It’s just one of those lucky happenstances: after the accidental bullet in the back at a railway station in 2006, when he was travelling to join the Indian team to Germany for the World Cup, hockey ace Sandeep Singh was paralysed. And there seemed no hope for the man who had already carved a global niche in hockey. By sheer willpower and moral support from family and friends, Sandeep not only got out of the wheelchair he seemed to be confined to for life, but returned to hockey.
When filmmaker Shaad Ali of Saathiya and Bunty Aur Babli fame decided to make Soorma, a film on his life, Sandeep wanted only a true-blue-turbaned-Sikh to play the role. And lo and behold, Diljit Dosanjh, the Punjabi musician and actor, had just begun his Hindi film career.
“It’s a sheer coincidence that he has been among my biggest fans as well, and has never missed my songs, videos or Punjabi films. Now, just based on the trailer, he tells me that I have done complete justice to the role,” says Diljit.
Preparing for the role
A plus point for Diljit was that the coaching in hockey was done exclusively by Sandeep and his elder brother Bikramjeet. “For me, the main hesitation was the sport itself. But with Sandeep paaji and Bikram paaji teaching me, it became very easy.”
He elaborates, “Dad used to play hockey, but I was never into any sport. It was always music for me. I would be found in gurudwaras learning music in the evenings. When I used to watch heroes in films faking it with a guitar or piano, as a musician, it looked terrible to me. So, I thought I would look equally atrocious playing hockey on screen.”
Diljit makes it clear that the story had gripped him. “It was so real and convincing, it was a unique story. A man so good at his game, who had set a world record, had suddenly been hit by a bullet and paralysed. Instead of taking action against the man who had fired the gun, his family decided to focus on the seemingly impossible — that he should start walking and then playing hockey again.”
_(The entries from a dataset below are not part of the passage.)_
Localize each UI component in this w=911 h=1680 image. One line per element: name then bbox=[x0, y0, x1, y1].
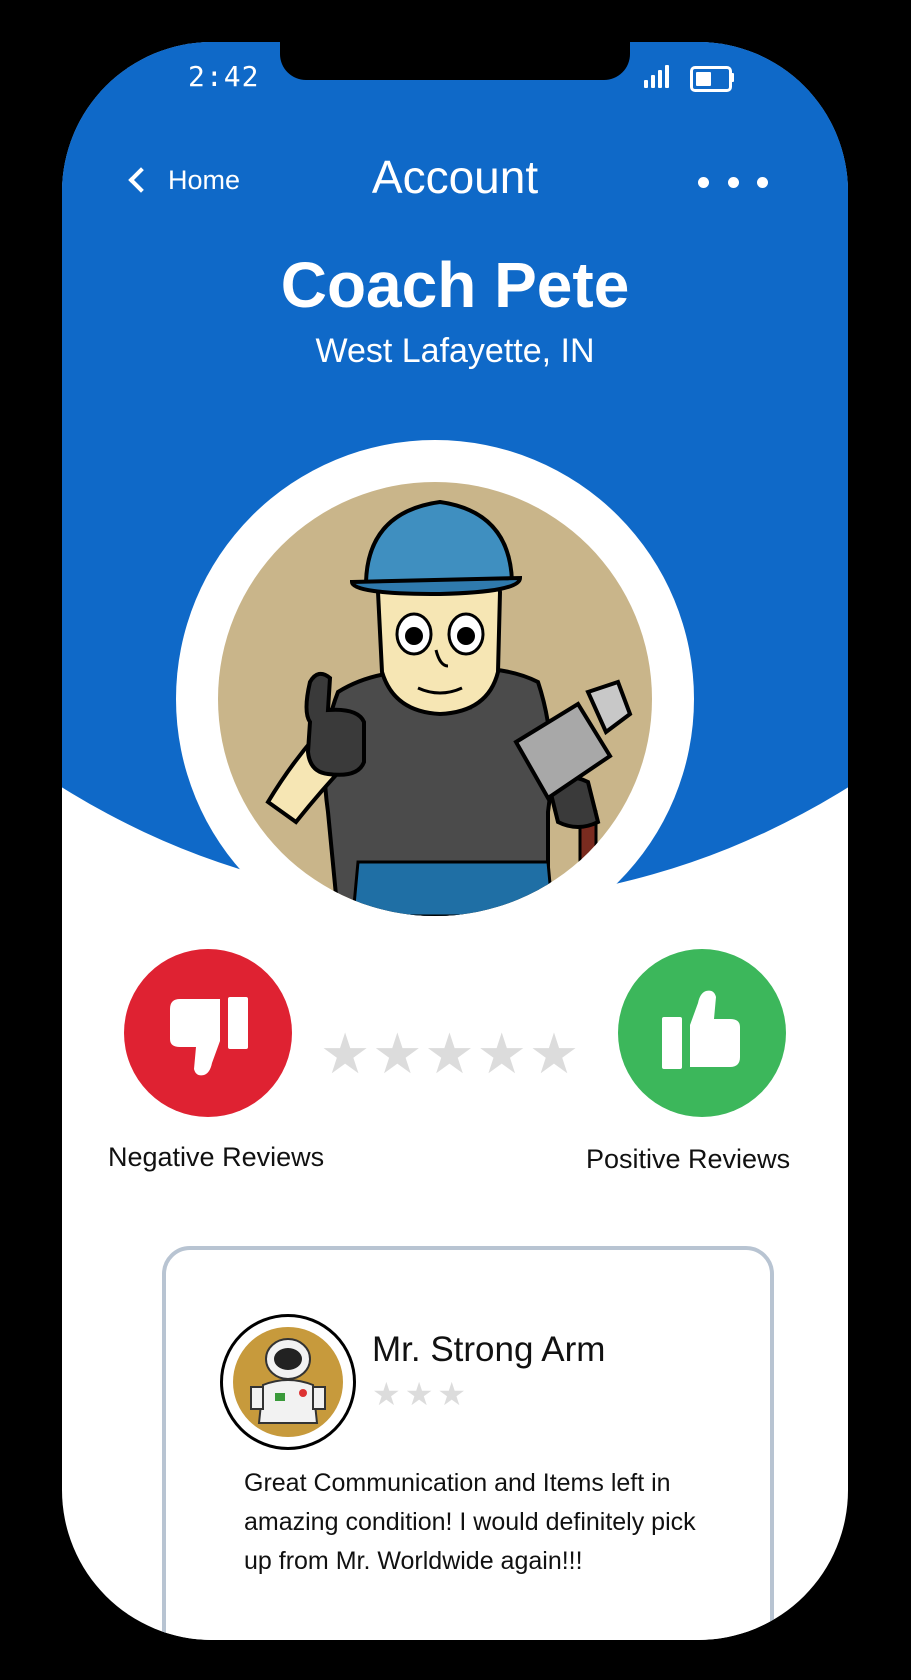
reviewer-avatar bbox=[220, 1314, 356, 1450]
star-icon: ★ bbox=[437, 1376, 467, 1412]
negative-reviews-button[interactable] bbox=[124, 949, 292, 1117]
phone-notch bbox=[280, 42, 630, 80]
reviewer-name: Mr. Strong Arm bbox=[372, 1330, 606, 1369]
more-options-icon[interactable] bbox=[698, 172, 768, 192]
profile-avatar bbox=[218, 482, 652, 916]
star-icon: ★ bbox=[528, 1022, 580, 1085]
status-time: 2:42 bbox=[188, 60, 260, 93]
astronaut-image bbox=[233, 1327, 343, 1437]
construction-worker-illustration bbox=[265, 499, 633, 916]
review-text: Great Communication and Items left in am… bbox=[244, 1469, 696, 1575]
negative-reviews-label: Negative Reviews bbox=[108, 1142, 325, 1172]
positive-reviews-button[interactable] bbox=[618, 949, 786, 1117]
star-icon: ★ bbox=[372, 1376, 401, 1412]
profile-name: Coach Pete bbox=[280, 249, 630, 321]
positive-reviews-label: Positive Reviews bbox=[586, 1144, 791, 1174]
thumbs-up-icon bbox=[662, 990, 740, 1069]
star-icon: ★ bbox=[424, 1022, 475, 1085]
astronaut-icon bbox=[250, 1338, 326, 1424]
thumbs-down-icon bbox=[170, 997, 248, 1076]
star-icon: ★ bbox=[372, 1022, 423, 1085]
phone-screen: 2:42 Home Account Coach Pete West Lafaye… bbox=[62, 42, 848, 1640]
battery-cap bbox=[730, 73, 734, 82]
signal-icon bbox=[644, 64, 672, 88]
profile-location: West Lafayette, IN bbox=[315, 332, 595, 370]
overall-rating: ★ ★ ★ ★ ★ bbox=[320, 1022, 579, 1086]
star-icon: ★ bbox=[320, 1022, 371, 1085]
star-icon: ★ bbox=[404, 1376, 434, 1412]
battery-icon bbox=[690, 66, 732, 92]
review-card[interactable]: Mr. Strong Arm ★ ★ ★ Great Communication… bbox=[162, 1246, 774, 1640]
review-rating: ★ ★ ★ bbox=[372, 1378, 466, 1410]
star-icon: ★ bbox=[476, 1022, 527, 1085]
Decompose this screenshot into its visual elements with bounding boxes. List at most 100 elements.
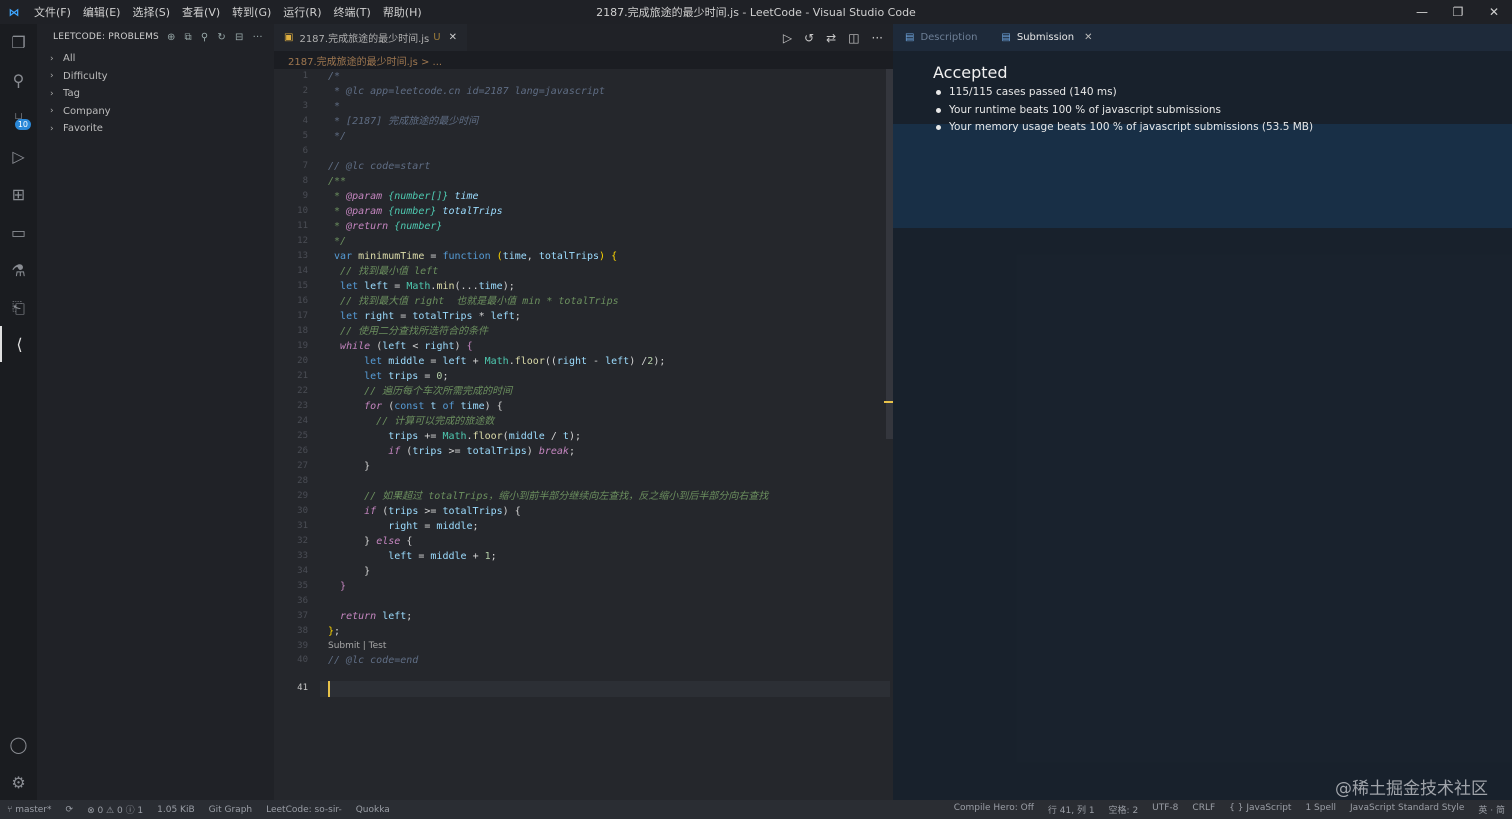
cursor-position-status[interactable]: 行 41, 列 1 [1041, 803, 1102, 816]
menu-edit[interactable]: 编辑(E) [77, 4, 127, 20]
chevron-right-icon: › [50, 88, 54, 99]
menu-go[interactable]: 转到(G) [226, 4, 277, 20]
menu-file[interactable]: 文件(F) [28, 4, 77, 20]
editor-tab-bar: ▣ 2187.完成旅途的最少时间.js U ✕ ▷ ↺ ⇄ ◫ ··· [274, 24, 893, 51]
editor-toolbar: ▷ ↺ ⇄ ◫ ··· [783, 31, 893, 45]
menu-bar: 文件(F) 编辑(E) 选择(S) 查看(V) 转到(G) 运行(R) 终端(T… [28, 4, 428, 20]
sidebar-title: LEETCODE: PROBLEMS [53, 32, 159, 42]
compare-icon[interactable]: ⇄ [826, 31, 836, 45]
menu-terminal[interactable]: 终端(T) [328, 4, 377, 20]
tree-item-company[interactable]: › Company [37, 103, 274, 121]
codelens-submit-test[interactable]: Submit | Test [328, 639, 386, 654]
code-line: let trips = 0; [364, 371, 449, 382]
line-number: 31 [297, 521, 308, 531]
line-number: 7 [302, 161, 308, 171]
vscode-logo-icon: ⋈ [8, 5, 20, 19]
result-item: Your memory usage beats 100 % of javascr… [935, 119, 1313, 137]
tree-item-label: Favorite [63, 123, 103, 135]
line-number: 2 [302, 86, 308, 96]
breadcrumb[interactable]: 2187.完成旅途的最少时间.js > ... [274, 51, 893, 69]
scrollbar-marker [884, 401, 893, 403]
menu-run[interactable]: 运行(R) [277, 4, 327, 20]
language-mode-status[interactable]: { } JavaScript [1222, 803, 1298, 816]
line-number: 1 [302, 71, 308, 81]
tree-item-favorite[interactable]: › Favorite [37, 120, 274, 138]
run-icon[interactable]: ▷ [783, 31, 792, 45]
globe-icon[interactable]: ⊕ [167, 32, 176, 43]
folder-icon[interactable]: ▭ [0, 214, 37, 250]
line-number: 13 [297, 251, 308, 261]
bookmark-icon[interactable]: ⎗ [0, 290, 37, 326]
line-number: 30 [297, 506, 308, 516]
quokka-status[interactable]: Quokka [349, 805, 397, 815]
problems-status[interactable]: ⊗ 0 ⚠ 0 ⓘ 1 [80, 803, 150, 816]
preview-icon: ▤ [905, 32, 915, 43]
tree-item-all[interactable]: › All [37, 50, 274, 68]
code-line: return left; [340, 611, 413, 622]
more-actions-icon[interactable]: ··· [872, 31, 883, 45]
compile-hero-status[interactable]: Compile Hero: Off [947, 803, 1041, 816]
close-window-button[interactable]: ✕ [1476, 0, 1512, 24]
line-number: 15 [297, 281, 308, 291]
result-item: Your runtime beats 100 % of javascript s… [935, 102, 1313, 120]
close-tab-button[interactable]: ✕ [449, 32, 457, 43]
editor-scrollbar[interactable] [886, 69, 893, 439]
history-icon[interactable]: ↺ [804, 31, 814, 45]
search-icon[interactable]: ⚲ [0, 62, 37, 98]
test-icon[interactable]: ⚗ [0, 252, 37, 288]
modified-indicator: U [433, 32, 441, 43]
account-icon[interactable]: ◯ [0, 726, 37, 762]
menu-help[interactable]: 帮助(H) [377, 4, 428, 20]
branch-status[interactable]: ⑂ master* [0, 805, 59, 815]
extensions-icon[interactable]: ⊞ [0, 176, 37, 212]
leetcode-user-status[interactable]: LeetCode: so-sir- [259, 805, 349, 815]
explorer-icon[interactable]: ❐ [0, 24, 37, 60]
source-control-icon[interactable]: ⑂ 10 [0, 100, 37, 136]
code-line: // 遍历每个车次所需完成的时间 [364, 386, 513, 397]
code-area[interactable]: /* * @lc app=leetcode.cn id=2187 lang=ja… [328, 69, 888, 800]
refresh-icon[interactable]: ↻ [217, 32, 226, 43]
tree-item-tag[interactable]: › Tag [37, 85, 274, 103]
line-number: 8 [302, 176, 308, 186]
code-line: let right = totalTrips * left; [340, 311, 521, 322]
code-line: * @param {number[]} time [328, 191, 479, 202]
minimize-button[interactable]: — [1404, 0, 1440, 24]
js-file-icon: ▣ [284, 32, 294, 43]
ime-status[interactable]: 英 · 简 [1471, 803, 1512, 816]
code-line: } [364, 566, 371, 577]
leetcode-sidebar: LEETCODE: PROBLEMS ⊕ ⧉ ⚲ ↻ ⊟ ··· › All › D… [37, 24, 274, 800]
menu-view[interactable]: 查看(V) [176, 4, 226, 20]
editor-tab[interactable]: ▣ 2187.完成旅途的最少时间.js U ✕ [274, 24, 467, 51]
line-number: 16 [297, 296, 308, 306]
menu-selection[interactable]: 选择(S) [126, 4, 176, 20]
leetcode-icon[interactable]: ⟨ [0, 326, 37, 362]
close-tab-button[interactable]: ✕ [1084, 32, 1092, 43]
gear-icon[interactable]: ⚙ [0, 764, 37, 800]
split-editor-icon[interactable]: ◫ [848, 31, 859, 45]
tree-item-difficulty[interactable]: › Difficulty [37, 68, 274, 86]
search-problem-icon[interactable]: ⚲ [201, 32, 209, 43]
sync-icon[interactable]: ⟳ [59, 805, 81, 815]
line-number: 35 [297, 581, 308, 591]
line-number: 20 [297, 356, 308, 366]
eol-status[interactable]: CRLF [1185, 803, 1222, 816]
line-number: 29 [297, 491, 308, 501]
git-graph-button[interactable]: Git Graph [202, 805, 259, 815]
spell-status[interactable]: 1 Spell [1298, 803, 1343, 816]
linter-style-status[interactable]: JavaScript Standard Style [1343, 803, 1471, 816]
line-number: 33 [297, 551, 308, 561]
collapse-all-icon[interactable]: ⊟ [235, 32, 244, 43]
line-number: 5 [302, 131, 308, 141]
code-editor[interactable]: 1 2 3 4 5 6 7 8 9 10 11 12 13 14 15 16 17 18 19 20 21 22 23 24 2… [274, 69, 893, 800]
sign-in-icon[interactable]: ⧉ [185, 32, 192, 43]
line-number: 10 [297, 206, 308, 216]
more-icon[interactable]: ··· [253, 32, 263, 43]
code-line: // 如果超过 totalTrips，缩小到前半部分继续向左查找，反之缩小到后半… [364, 491, 769, 502]
indentation-status[interactable]: 空格: 2 [1102, 803, 1146, 816]
restore-button[interactable]: ❐ [1440, 0, 1476, 24]
preview-icon: ▤ [1001, 32, 1011, 43]
encoding-status[interactable]: UTF-8 [1145, 803, 1185, 816]
run-debug-icon[interactable]: ▷ [0, 138, 37, 174]
tab-description[interactable]: ▤ Description [893, 24, 989, 51]
tab-submission[interactable]: ▤ Submission ✕ [989, 24, 1104, 51]
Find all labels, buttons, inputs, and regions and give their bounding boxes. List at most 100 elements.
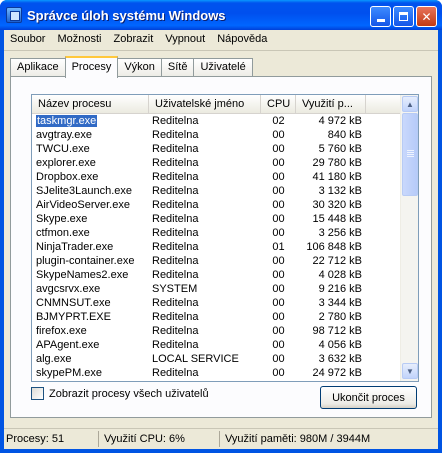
process-memory-cell: 3 256 kB [296, 227, 366, 241]
process-memory-cell-text: 98 712 kB [312, 325, 362, 337]
title-bar[interactable]: Správce úloh systému Windows ✕ [0, 0, 442, 30]
process-name-cell: AirVideoServer.exe [32, 199, 149, 213]
column-header-name[interactable]: Název procesu [32, 95, 149, 114]
process-user-cell: Reditelna [149, 185, 261, 199]
process-user-cell-text: Reditelna [152, 171, 199, 183]
process-row[interactable]: AirVideoServer.exe Reditelna 00 30 320 kB [32, 199, 400, 213]
status-bar: Procesy: 51 Využití CPU: 6% Využití pamě… [4, 428, 438, 449]
minimize-icon [376, 19, 385, 22]
maximize-button[interactable] [393, 6, 414, 27]
process-name-cell: firefox.exe [32, 325, 149, 339]
process-memory-cell-text: 22 712 kB [312, 255, 362, 267]
process-user-cell: Reditelna [149, 171, 261, 185]
process-user-cell-text: Reditelna [152, 339, 199, 351]
process-name-cell: alg.exe [32, 353, 149, 367]
process-cpu-cell-text: 00 [272, 269, 285, 281]
menu-vypnout[interactable]: Vypnout [159, 30, 211, 50]
process-name-cell: avgtray.exe [32, 129, 149, 143]
process-name-cell-text: alg.exe [36, 353, 72, 365]
process-memory-cell-text: 3 256 kB [318, 227, 362, 239]
process-memory-cell-text: 3 632 kB [318, 353, 362, 365]
process-name-cell-text: avgtray.exe [36, 129, 93, 141]
process-row[interactable]: TWCU.exe Reditelna 00 5 760 kB [32, 143, 400, 157]
process-name-cell-text: explorer.exe [36, 157, 96, 169]
process-row[interactable]: alg.exe LOCAL SERVICE 00 3 632 kB [32, 353, 400, 367]
process-list[interactable]: Název procesu Uživatelské jméno CPU Využ… [31, 94, 419, 382]
process-name-cell-text: skypePM.exe [36, 367, 103, 379]
menu-napoveda[interactable]: Nápověda [211, 30, 273, 50]
end-process-button[interactable]: Ukončit proces [320, 386, 417, 409]
process-name-cell-text: Dropbox.exe [36, 171, 99, 183]
status-cpu-usage: Využití CPU: 6% [104, 433, 185, 445]
process-memory-cell-text: 30 320 kB [312, 199, 362, 211]
process-row[interactable]: taskmgr.exe Reditelna 02 4 972 kB [32, 115, 400, 129]
process-row[interactable]: avgcsrvx.exe SYSTEM 00 9 216 kB [32, 283, 400, 297]
process-memory-cell-text: 2 780 kB [318, 311, 362, 323]
process-memory-cell: 24 972 kB [296, 367, 366, 381]
scroll-down-button[interactable]: ▼ [402, 363, 418, 379]
process-name-cell-text: taskmgr.exe [34, 115, 99, 128]
tab-strip: Aplikace Procesy Výkon Sítě Uživatelé [10, 56, 253, 78]
process-name-cell-text: SJelite3Launch.exe [36, 185, 133, 197]
process-cpu-cell: 00 [261, 269, 296, 283]
process-row[interactable]: explorer.exe Reditelna 00 29 780 kB [32, 157, 400, 171]
process-cpu-cell: 00 [261, 143, 296, 157]
process-name-cell-text: SkypeNames2.exe [36, 269, 129, 281]
minimize-button[interactable] [370, 6, 391, 27]
process-user-cell-text: Reditelna [152, 311, 199, 323]
process-name-cell-text: APAgent.exe [36, 339, 100, 351]
process-cpu-cell: 00 [261, 339, 296, 353]
process-row[interactable]: firefox.exe Reditelna 00 98 712 kB [32, 325, 400, 339]
process-user-cell-text: Reditelna [152, 367, 199, 379]
column-header-cpu[interactable]: CPU [261, 95, 296, 114]
process-name-cell: BJMYPRT.EXE [32, 311, 149, 325]
process-cpu-cell-text: 01 [272, 241, 285, 253]
tab-aplikace[interactable]: Aplikace [10, 58, 66, 77]
menu-divider [4, 50, 438, 51]
show-all-users-option[interactable]: Zobrazit procesy všech uživatelů [31, 387, 209, 400]
tab-procesy[interactable]: Procesy [64, 56, 119, 78]
tab-site[interactable]: Sítě [160, 58, 195, 77]
process-row[interactable]: skypePM.exe Reditelna 00 24 972 kB [32, 367, 400, 381]
process-name-cell-text: firefox.exe [36, 325, 87, 337]
process-row[interactable]: BJMYPRT.EXE Reditelna 00 2 780 kB [32, 311, 400, 325]
process-row[interactable]: plugin-container.exe Reditelna 00 22 712 kB [32, 255, 400, 269]
process-row[interactable]: APAgent.exe Reditelna 00 4 056 kB [32, 339, 400, 353]
process-memory-cell-text: 41 180 kB [312, 171, 362, 183]
process-row[interactable]: SkypeNames2.exe Reditelna 00 4 028 kB [32, 269, 400, 283]
process-cpu-cell: 00 [261, 185, 296, 199]
menu-zobrazit[interactable]: Zobrazit [108, 30, 160, 50]
status-divider [219, 431, 220, 447]
process-row[interactable]: Dropbox.exe Reditelna 00 41 180 kB [32, 171, 400, 185]
process-cpu-cell-text: 00 [272, 157, 285, 169]
process-row[interactable]: ctfmon.exe Reditelna 00 3 256 kB [32, 227, 400, 241]
process-row[interactable]: avgtray.exe Reditelna 00 840 kB [32, 129, 400, 143]
process-row[interactable]: CNMNSUT.exe Reditelna 00 3 344 kB [32, 297, 400, 311]
process-cpu-cell: 00 [261, 325, 296, 339]
menu-moznosti[interactable]: Možnosti [51, 30, 107, 50]
process-memory-cell: 41 180 kB [296, 171, 366, 185]
process-row[interactable]: Skype.exe Reditelna 00 15 448 kB [32, 213, 400, 227]
menu-soubor[interactable]: Soubor [4, 30, 51, 50]
tab-uzivatele[interactable]: Uživatelé [193, 58, 253, 77]
process-memory-cell: 9 216 kB [296, 283, 366, 297]
tab-vykon[interactable]: Výkon [117, 58, 162, 77]
vertical-scrollbar[interactable]: ▲ ▼ [400, 95, 418, 381]
close-button[interactable]: ✕ [416, 6, 437, 27]
processes-panel: Název procesu Uživatelské jméno CPU Využ… [10, 76, 432, 418]
process-row[interactable]: NinjaTrader.exe Reditelna 01 106 848 kB [32, 241, 400, 255]
process-user-cell: Reditelna [149, 325, 261, 339]
process-row[interactable]: SJelite3Launch.exe Reditelna 00 3 132 kB [32, 185, 400, 199]
process-memory-cell: 3 132 kB [296, 185, 366, 199]
process-memory-cell-text: 5 760 kB [318, 143, 362, 155]
process-memory-cell: 29 780 kB [296, 157, 366, 171]
process-cpu-cell-text: 00 [272, 185, 285, 197]
task-manager-window: Správce úloh systému Windows ✕ Soubor Mo… [0, 0, 442, 453]
scroll-up-button[interactable]: ▲ [402, 96, 418, 112]
process-cpu-cell-text: 00 [272, 353, 285, 365]
column-header-user[interactable]: Uživatelské jméno [149, 95, 261, 114]
column-header-memory[interactable]: Využití p... [296, 95, 366, 114]
show-all-users-checkbox[interactable] [31, 387, 44, 400]
process-user-cell-text: Reditelna [152, 143, 199, 155]
scroll-thumb[interactable] [402, 113, 418, 196]
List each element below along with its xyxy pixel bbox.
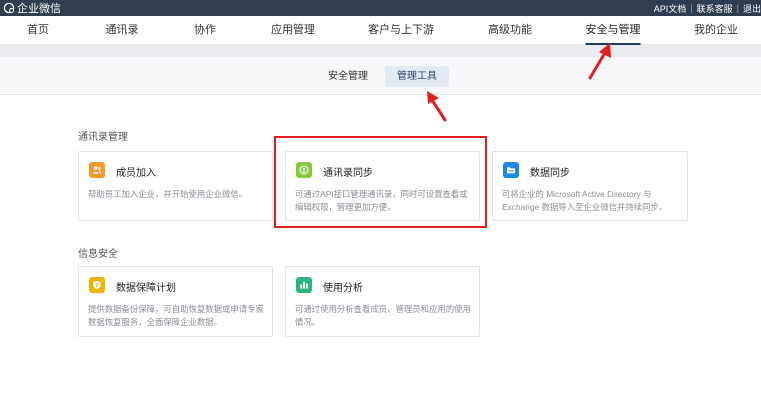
nav-my-enterprise[interactable]: 我的企业 bbox=[694, 16, 738, 45]
tab-management-tools[interactable]: 管理工具 bbox=[385, 66, 449, 87]
card-title: 成员加入 bbox=[116, 168, 156, 179]
nav-separator-band bbox=[0, 45, 761, 57]
card-title: 使用分析 bbox=[323, 283, 363, 294]
data-sync-icon bbox=[503, 162, 519, 178]
api-docs-link[interactable]: API文档 bbox=[654, 2, 687, 15]
annotation-arrow-icon bbox=[588, 43, 611, 80]
logo-text: 企业微信 bbox=[17, 3, 61, 15]
logo[interactable]: 企业微信 bbox=[3, 1, 61, 15]
section-title-information-security: 信息安全 bbox=[78, 249, 118, 260]
divider: | bbox=[690, 3, 693, 13]
nav-advanced-features[interactable]: 高级功能 bbox=[488, 16, 532, 45]
tab-security-management[interactable]: 安全管理 bbox=[316, 66, 380, 87]
nav-app-management[interactable]: 应用管理 bbox=[271, 16, 315, 45]
card-data-sync[interactable]: 数据同步 可将企业的 Microsoft Active Directory 与 … bbox=[492, 151, 688, 221]
top-bar: 企业微信 API文档 | 联系客服 | 退出 bbox=[0, 0, 761, 16]
data-protection-icon bbox=[89, 277, 105, 293]
card-description: 可将企业的 Microsoft Active Directory 与 Excha… bbox=[502, 189, 668, 212]
main-nav: 首页 通讯录 协作 应用管理 客户与上下游 高级功能 安全与管理 我的企业 bbox=[0, 16, 761, 45]
logout-link[interactable]: 退出 bbox=[743, 2, 761, 15]
sub-tabs: 安全管理 管理工具 bbox=[0, 57, 761, 95]
card-title: 数据同步 bbox=[530, 168, 570, 179]
card-title: 数据保障计划 bbox=[116, 283, 176, 294]
nav-collaboration[interactable]: 协作 bbox=[194, 16, 216, 45]
card-usage-analysis[interactable]: 使用分析 可通过使用分析查看成员、管理员和应用的使用情况。 bbox=[285, 266, 480, 337]
divider: | bbox=[736, 3, 739, 13]
nav-security-management[interactable]: 安全与管理 bbox=[585, 16, 641, 45]
nav-contacts[interactable]: 通讯录 bbox=[106, 16, 139, 45]
card-description: 可通过使用分析查看成员、管理员和应用的使用情况。 bbox=[295, 304, 471, 327]
nav-customers-partners[interactable]: 客户与上下游 bbox=[368, 16, 434, 45]
contact-support-link[interactable]: 联系客服 bbox=[697, 2, 733, 15]
annotation-arrow-icon bbox=[427, 91, 447, 122]
card-data-protection[interactable]: 数据保障计划 提供数据备份保障，可自助恢复数据或申请专家数据恢复服务，全面保障企… bbox=[78, 266, 273, 337]
card-member-join[interactable]: 成员加入 帮助员工加入企业，并开始使用企业微信。 bbox=[78, 151, 273, 221]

Diljit concedes that though he can only imagine what the man went through, it was not all that difficult to become Sandeep Singh and replicate his struggle. “That’s my job as an actor,” he says. “I do not know the ‘M’ of method acting, but if my role needs that I have to drive a tank, I would learn to do even that. And if I can convey anything of what he went through and the audience is touched with my effort, it will be a victory for me.”
Having said that, Diljit clarifies that hockey, for this film, is still incidental in the larger message Soorma sets out to give the society. “The message is about not ever giving up,” he explains, “The battle is with yourself. Sandeep paaji told me that youngsters today tend to give up too easily, and the film must inspire them enough to make people feel that small problems are not an issue at all.”
Balancing act
Summing up his own credo, Diljit says, “If you cannot be defeated by yourself, no one else can defeat you.” How does he decide how much music he must make, and how much he should act? “Where do I decide? Music is my home ground. I can always set it aside for a while when someone wants me to do a good film.”
At home with the music he makes back in Punjab, Diljit has no ambitions to be a singer in Hindi cinema. “I have never asked for songs to be filmed on me, or sung by me either. By chance, I was given a composition that Shankar Mahadevan had already recorded as a rough track. There is no hunger for Hindi songs within me.”
He confesses that while he tries to do at least one Punjabi film every year, he has not done so in 2018.
In Hindi, after Udta Punjab, Phillauri and Welcome To New York, he is now working on Arjun Patiala. ‘‘There was a big-name filmmaker who wanted me to do his next film, but without my turban. I had to turn it down. Khair, koi nahi (Well, never mind). We will work together some other time.”